Comme il l’avait fait Toulouse avec son Minotaure, François Delarozière a eu l’idée de festivités sur trois jours qui racontent la joute entre les deux reptiles. Un tel combat n’était toutefois pas possible sans son œuvre phare, Lilith, habituée du Hellfest et inspirée du personnage mythique du même nom, à la tête de femme et au corps mêlant pattes d’araignée et queue de scorpion. Pas de quoi inquiéter les plus jeunes : les centres socio-culturels et les écoles ont travaillé, plusieurs mois durant, l’accueil de ces étranges machines avec dessins et épîtres aux personnages. Les enfants étaient donc prêt·es à recevoir ces hôtes extraordinaires.
Les rues et le port de Calais étaient en effet bondées de familles venues apercevoir les combats ou dénicher, au hasard des carrefours, tel monstre de cette mythologie nouvelle, véritable syncrétisme de différentes traditions légendaires. Mais l’œil n’est pas attiré que par la narration : le regard se tourne aussi vers la mécanique de ces imposantes machines, dont la précision d’horlogerie demande de l’attention, puisqu’il faut pas moins de six personnes pour manipuler le Varan. Loin de détruire la magie du moment, la conscience de ces nécessités techniques participe de l’émerveillement.
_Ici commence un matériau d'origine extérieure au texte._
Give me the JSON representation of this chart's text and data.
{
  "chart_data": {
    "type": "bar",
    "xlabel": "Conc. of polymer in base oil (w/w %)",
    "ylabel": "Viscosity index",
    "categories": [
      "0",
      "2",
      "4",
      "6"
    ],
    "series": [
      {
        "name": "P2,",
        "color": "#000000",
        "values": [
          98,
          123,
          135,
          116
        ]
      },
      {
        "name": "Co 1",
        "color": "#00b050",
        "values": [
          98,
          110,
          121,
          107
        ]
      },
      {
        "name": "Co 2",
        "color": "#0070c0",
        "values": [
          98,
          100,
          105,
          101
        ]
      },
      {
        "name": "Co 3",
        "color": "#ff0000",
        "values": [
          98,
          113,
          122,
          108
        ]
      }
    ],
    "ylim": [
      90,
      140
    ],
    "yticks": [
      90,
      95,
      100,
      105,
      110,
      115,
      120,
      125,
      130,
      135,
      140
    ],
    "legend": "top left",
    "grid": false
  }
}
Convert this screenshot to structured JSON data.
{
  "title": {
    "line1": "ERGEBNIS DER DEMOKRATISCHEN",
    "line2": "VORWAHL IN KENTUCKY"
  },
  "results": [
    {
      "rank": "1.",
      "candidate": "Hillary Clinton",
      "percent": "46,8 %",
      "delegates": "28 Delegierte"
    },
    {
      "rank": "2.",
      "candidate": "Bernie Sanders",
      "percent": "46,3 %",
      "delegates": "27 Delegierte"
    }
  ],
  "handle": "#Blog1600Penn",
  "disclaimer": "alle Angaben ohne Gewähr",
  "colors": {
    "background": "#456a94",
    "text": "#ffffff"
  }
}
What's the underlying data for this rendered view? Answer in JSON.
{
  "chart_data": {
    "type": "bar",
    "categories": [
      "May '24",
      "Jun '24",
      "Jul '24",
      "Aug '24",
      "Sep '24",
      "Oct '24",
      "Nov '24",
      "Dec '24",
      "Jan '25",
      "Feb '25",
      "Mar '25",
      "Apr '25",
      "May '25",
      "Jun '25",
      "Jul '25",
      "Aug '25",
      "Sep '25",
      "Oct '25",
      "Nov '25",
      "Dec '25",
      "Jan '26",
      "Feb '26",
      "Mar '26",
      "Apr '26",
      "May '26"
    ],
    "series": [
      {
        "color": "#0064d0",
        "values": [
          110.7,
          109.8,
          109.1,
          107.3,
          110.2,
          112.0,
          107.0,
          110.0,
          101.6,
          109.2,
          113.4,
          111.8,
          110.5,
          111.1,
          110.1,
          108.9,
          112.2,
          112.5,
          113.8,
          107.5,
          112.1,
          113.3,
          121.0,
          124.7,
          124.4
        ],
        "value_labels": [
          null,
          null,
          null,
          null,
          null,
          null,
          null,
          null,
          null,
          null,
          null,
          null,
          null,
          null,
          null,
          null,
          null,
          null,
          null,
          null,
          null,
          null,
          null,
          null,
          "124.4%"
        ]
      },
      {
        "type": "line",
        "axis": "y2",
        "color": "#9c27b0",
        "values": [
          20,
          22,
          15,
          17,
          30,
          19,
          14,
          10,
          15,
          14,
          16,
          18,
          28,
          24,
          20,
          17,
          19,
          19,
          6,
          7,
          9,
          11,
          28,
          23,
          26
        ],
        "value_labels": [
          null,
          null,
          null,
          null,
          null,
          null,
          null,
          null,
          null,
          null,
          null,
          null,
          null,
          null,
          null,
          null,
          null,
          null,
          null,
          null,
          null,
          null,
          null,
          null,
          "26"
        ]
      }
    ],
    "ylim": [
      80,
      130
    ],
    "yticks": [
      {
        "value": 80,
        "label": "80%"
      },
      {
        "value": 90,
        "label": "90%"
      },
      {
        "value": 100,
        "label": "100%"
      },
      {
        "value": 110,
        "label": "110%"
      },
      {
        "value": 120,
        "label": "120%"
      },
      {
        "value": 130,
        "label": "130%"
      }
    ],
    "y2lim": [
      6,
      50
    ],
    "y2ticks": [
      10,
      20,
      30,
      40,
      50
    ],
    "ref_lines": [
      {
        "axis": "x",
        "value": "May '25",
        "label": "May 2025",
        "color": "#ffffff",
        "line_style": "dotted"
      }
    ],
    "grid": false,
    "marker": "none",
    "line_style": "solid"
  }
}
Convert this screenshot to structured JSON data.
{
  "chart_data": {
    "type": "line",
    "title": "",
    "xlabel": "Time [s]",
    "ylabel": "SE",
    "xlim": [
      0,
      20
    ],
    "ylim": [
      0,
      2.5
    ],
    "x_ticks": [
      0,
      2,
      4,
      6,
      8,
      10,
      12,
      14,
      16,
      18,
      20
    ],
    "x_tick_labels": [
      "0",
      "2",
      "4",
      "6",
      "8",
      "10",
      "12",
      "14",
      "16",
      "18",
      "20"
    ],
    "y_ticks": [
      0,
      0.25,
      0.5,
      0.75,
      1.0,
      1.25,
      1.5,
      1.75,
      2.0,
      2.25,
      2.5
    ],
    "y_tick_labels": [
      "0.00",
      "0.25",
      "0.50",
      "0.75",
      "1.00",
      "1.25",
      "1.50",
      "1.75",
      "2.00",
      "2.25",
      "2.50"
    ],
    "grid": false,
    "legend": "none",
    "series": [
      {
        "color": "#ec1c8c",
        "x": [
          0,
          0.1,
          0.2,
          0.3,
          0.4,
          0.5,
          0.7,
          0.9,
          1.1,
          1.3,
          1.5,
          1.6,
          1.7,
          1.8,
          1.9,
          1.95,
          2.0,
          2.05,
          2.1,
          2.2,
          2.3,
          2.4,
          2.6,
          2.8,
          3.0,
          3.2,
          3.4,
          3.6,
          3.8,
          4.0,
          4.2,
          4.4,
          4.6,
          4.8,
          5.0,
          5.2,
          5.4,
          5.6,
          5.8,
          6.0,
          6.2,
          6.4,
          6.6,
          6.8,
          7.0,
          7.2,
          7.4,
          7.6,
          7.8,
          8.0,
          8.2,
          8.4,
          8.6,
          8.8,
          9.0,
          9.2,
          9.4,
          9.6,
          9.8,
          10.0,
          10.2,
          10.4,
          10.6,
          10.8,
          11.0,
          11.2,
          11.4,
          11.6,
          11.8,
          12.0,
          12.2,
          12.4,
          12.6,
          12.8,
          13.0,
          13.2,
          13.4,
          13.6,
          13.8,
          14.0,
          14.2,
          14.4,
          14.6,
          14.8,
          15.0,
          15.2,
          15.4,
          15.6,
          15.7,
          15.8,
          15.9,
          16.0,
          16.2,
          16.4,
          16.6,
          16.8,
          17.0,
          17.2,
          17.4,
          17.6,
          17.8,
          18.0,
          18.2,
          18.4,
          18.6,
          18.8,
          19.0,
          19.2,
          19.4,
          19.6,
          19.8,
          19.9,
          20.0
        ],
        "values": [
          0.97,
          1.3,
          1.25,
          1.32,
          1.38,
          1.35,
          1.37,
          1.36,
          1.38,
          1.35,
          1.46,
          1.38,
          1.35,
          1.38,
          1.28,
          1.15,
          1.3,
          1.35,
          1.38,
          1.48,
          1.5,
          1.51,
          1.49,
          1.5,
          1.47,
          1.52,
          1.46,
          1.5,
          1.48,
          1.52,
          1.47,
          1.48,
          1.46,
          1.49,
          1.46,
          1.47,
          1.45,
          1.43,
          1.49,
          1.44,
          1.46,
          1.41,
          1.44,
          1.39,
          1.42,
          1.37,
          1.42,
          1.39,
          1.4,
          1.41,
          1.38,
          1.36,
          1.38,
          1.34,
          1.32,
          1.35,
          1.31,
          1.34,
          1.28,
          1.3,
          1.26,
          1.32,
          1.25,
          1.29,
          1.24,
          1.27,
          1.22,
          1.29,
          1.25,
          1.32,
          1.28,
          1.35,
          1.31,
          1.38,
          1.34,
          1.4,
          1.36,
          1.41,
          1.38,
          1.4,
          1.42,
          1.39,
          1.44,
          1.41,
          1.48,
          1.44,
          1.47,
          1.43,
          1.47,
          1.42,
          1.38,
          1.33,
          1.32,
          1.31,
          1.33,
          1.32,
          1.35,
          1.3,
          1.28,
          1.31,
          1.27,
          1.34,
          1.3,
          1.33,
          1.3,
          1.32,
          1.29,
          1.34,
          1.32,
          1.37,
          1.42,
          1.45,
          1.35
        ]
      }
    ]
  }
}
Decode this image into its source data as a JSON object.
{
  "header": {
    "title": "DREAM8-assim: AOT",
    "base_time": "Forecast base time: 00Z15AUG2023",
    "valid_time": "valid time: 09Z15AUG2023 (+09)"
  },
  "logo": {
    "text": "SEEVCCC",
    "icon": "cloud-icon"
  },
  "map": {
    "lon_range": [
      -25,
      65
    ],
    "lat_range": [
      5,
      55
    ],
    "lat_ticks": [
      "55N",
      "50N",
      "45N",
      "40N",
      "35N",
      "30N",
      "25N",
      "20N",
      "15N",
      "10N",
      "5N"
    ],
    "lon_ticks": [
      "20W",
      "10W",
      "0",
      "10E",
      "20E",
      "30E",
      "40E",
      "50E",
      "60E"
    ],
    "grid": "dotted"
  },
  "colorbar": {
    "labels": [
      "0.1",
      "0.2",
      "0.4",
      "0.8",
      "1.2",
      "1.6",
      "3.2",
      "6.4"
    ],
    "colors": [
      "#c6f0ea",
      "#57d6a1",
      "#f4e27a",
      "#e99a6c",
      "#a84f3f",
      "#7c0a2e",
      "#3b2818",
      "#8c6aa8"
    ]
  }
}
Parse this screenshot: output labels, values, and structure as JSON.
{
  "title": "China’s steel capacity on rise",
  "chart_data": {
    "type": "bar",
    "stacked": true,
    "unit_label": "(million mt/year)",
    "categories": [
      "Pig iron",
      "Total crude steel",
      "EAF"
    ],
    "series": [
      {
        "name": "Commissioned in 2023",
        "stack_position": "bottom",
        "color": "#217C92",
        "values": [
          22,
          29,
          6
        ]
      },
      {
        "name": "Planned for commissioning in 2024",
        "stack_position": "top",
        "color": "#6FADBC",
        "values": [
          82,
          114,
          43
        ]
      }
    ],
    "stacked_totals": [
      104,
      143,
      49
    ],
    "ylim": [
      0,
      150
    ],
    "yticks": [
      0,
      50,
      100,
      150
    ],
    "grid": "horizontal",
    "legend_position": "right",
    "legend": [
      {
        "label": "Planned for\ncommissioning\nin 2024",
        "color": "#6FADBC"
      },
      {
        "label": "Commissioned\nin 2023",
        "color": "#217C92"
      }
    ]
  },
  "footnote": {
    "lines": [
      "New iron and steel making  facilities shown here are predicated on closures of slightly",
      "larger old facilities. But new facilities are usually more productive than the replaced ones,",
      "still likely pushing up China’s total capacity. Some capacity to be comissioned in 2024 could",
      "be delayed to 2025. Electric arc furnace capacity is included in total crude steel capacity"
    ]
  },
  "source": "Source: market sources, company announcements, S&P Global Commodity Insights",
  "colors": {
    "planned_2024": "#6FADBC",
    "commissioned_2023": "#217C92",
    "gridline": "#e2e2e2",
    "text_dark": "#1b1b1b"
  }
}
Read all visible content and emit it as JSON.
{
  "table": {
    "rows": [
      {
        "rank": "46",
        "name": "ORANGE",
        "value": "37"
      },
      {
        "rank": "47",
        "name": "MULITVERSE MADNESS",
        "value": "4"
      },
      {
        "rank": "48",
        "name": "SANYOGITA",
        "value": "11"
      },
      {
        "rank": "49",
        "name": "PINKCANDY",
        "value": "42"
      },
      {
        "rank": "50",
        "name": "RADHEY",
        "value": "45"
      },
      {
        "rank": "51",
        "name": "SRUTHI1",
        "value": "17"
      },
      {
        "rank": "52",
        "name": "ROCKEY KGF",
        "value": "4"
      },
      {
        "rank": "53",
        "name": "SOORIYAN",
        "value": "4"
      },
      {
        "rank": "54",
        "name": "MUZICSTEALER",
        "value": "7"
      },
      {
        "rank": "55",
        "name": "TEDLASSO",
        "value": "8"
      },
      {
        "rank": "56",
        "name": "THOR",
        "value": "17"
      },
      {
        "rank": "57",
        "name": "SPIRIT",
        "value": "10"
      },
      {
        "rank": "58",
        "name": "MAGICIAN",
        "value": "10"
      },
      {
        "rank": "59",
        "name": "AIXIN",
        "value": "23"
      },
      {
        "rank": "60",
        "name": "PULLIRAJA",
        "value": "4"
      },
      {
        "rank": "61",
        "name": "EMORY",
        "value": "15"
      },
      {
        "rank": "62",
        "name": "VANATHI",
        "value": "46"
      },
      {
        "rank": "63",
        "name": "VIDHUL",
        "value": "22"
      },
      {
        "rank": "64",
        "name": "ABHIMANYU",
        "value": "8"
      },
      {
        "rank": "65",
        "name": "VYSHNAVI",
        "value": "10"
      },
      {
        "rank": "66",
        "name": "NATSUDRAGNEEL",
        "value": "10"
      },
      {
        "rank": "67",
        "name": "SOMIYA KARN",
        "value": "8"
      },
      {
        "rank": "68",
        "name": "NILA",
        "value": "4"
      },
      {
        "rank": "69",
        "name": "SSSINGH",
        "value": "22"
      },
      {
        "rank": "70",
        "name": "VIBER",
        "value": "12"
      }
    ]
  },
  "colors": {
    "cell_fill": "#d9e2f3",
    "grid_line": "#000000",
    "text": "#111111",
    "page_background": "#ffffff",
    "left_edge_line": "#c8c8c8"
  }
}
C’était toutefois le soir que les chimères, comme les appelle leur créateur, prenaient toute leur ampleur. Ainsi de l’épisode de « L’Initiation au feu », sur le port de marchandises de Calais. Entre deux énormes grues aux allures un rien vintage, tout droit sorties d’un Adèle Blanc-sec, un orchestre était juché sur deux nacelles, accompagnant les confrontations de la musique de Mino Malan. Devant, les deux reptiles et, un peu plus loin, Lilith, la « Gardienne des ténèbres ». Le feu, au cœur de ce passage, se reflétait avec bonheur dans le corps des monstres, ocrant les écailles d’un orange mordoré. Et c’était sans doute là l’un des plaisirs de ces spectacles : l’articulation entre l’immensité des bêtes et le soin apporté aux plus minuscules des détails.
Le Varan de Voyage, par la Machine et François Delarozière. A Calais les 7, 8 et 9 novembre.